魔王を倒すために旅をした世界では、人々は虐げられ、貧しい生活をしていたからだ。
勇者が来たぞ、と言うと、それまで死体のように物を言わずうずくまっていた人間に生気が戻る。
それだけで、彼らがどんな扱いを受けていたのかが分かり、勇希は彼らの目に光を灯してあげられるならなんでもしていい、と思ったのだ。
それほど生きようと必死だった彼らを責める事は出来なかった。
だって自分には、彼らほど生きることに必死になった事は無かったから。
何となく、許してしまえる気になったのだ。
世界救済の旅が終わってからかれこれ半年、勇希は暇を持て余していた。
だって、この世界における勇希の役割は、世界を救うこと。それ以外にない。
勇希のこの世界での役目はもう終わったのだ。
世界を救い終わった勇者は一体どうすればいいのだろう。
王様は、どこか良い土地を与えて領主にしてやると言っていたけれど、勇希はそれを辞退した。
土地を治めると言われても正直どうやればいいのかよく分からなかったし、自分のような異邦人よりも、その土地をよく知っている人に治めてもらった方が良いと思ったのだ。
この城のお姫様は、私が帰りたいというと悲しそうな顔をする。
高貴な人は、心を許せる人が少ないから。
別に私も勇者ってだけで、良い人ってわけじゃないんだけどなあと苦笑する。
この世界を救ったのも、家に帰りたかったから。要するに、こんな所にいたくないよって事だったのにね。
それで旅の時は周りとしょっちゅう喧嘩した。
いや、私が周りに一方的に突っかかっていって、困った周りがあたふたして、その繰り返しだった気がする。

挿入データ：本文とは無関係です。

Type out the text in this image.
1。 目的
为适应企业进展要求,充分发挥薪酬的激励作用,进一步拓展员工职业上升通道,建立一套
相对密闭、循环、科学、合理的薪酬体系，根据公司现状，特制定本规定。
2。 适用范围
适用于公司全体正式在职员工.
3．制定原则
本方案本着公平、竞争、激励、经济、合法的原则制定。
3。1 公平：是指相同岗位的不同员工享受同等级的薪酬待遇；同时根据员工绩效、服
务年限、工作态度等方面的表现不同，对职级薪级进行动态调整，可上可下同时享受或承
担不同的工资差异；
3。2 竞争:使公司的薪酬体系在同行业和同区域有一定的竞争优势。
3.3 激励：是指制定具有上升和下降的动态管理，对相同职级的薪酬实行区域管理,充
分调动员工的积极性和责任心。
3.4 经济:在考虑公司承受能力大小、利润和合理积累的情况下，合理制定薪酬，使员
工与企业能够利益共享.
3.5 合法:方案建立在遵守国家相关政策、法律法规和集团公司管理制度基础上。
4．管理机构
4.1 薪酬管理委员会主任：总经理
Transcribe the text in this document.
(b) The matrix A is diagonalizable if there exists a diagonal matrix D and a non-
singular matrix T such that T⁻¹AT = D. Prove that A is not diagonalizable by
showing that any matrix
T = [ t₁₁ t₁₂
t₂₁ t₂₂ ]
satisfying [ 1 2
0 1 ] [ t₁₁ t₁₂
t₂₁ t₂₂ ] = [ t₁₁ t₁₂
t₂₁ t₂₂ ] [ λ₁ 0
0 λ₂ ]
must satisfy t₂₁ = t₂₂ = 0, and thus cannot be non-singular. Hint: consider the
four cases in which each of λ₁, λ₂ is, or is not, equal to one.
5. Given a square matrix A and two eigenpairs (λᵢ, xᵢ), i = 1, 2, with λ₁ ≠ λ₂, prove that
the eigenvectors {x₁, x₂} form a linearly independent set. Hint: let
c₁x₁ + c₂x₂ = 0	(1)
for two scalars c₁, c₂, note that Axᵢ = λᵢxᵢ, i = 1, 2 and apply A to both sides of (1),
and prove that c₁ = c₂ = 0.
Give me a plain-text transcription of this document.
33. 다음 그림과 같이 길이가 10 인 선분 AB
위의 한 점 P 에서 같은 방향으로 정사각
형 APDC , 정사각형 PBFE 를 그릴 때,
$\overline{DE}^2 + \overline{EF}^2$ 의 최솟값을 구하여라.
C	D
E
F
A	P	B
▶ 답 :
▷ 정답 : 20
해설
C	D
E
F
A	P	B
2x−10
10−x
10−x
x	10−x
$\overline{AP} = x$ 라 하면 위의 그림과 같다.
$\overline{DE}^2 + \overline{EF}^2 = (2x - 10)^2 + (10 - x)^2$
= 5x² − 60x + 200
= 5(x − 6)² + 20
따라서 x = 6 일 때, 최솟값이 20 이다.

ルミナは気が良かったし聖職者だから、人の不満を聞き慣れていたのだろう。私の愚痴に根気よく付き合ってくれた。
ルーバスは、基本的に私の機嫌が悪いときはあまり接触してこなかった。それでも、たまに見かねたときは、一番シビアなことを言って私をしょっちゅうへこませたっけ。
レイクナドは、無言で剣を差し出す。ここが嫌なら早く世界を救え。そうすれば元の世界に帰してやる。そんな、こっちの世界の人達の考えを無言で示されて、私は何度も何度も剣を捨てては手に取った。
そんな感じだった。
私は勇者様で、腫れ物扱いで、時々物凄く足手まといな異邦人で、それでも決して失われてはならない希望の光。
だからみんな、今にして思えば私の癇癪に本当に根気強く付き合ってくれたと思う。
四年間、魔王を倒す旅で世界中を旅して回った。
星が、それこそ手に取れそうなほど沢山空に溢れていておどろいた。
空気が驚くほど澄んでいた。
異世界の、初めて見る生き物達。
本当なら知るはずもなかった場所の、踏みしめるはずもなかった大地。
今は、四年前に比べて少しこの世界が好きになっている。
けれど、元の世界が嫌いになったわけでもないのだ。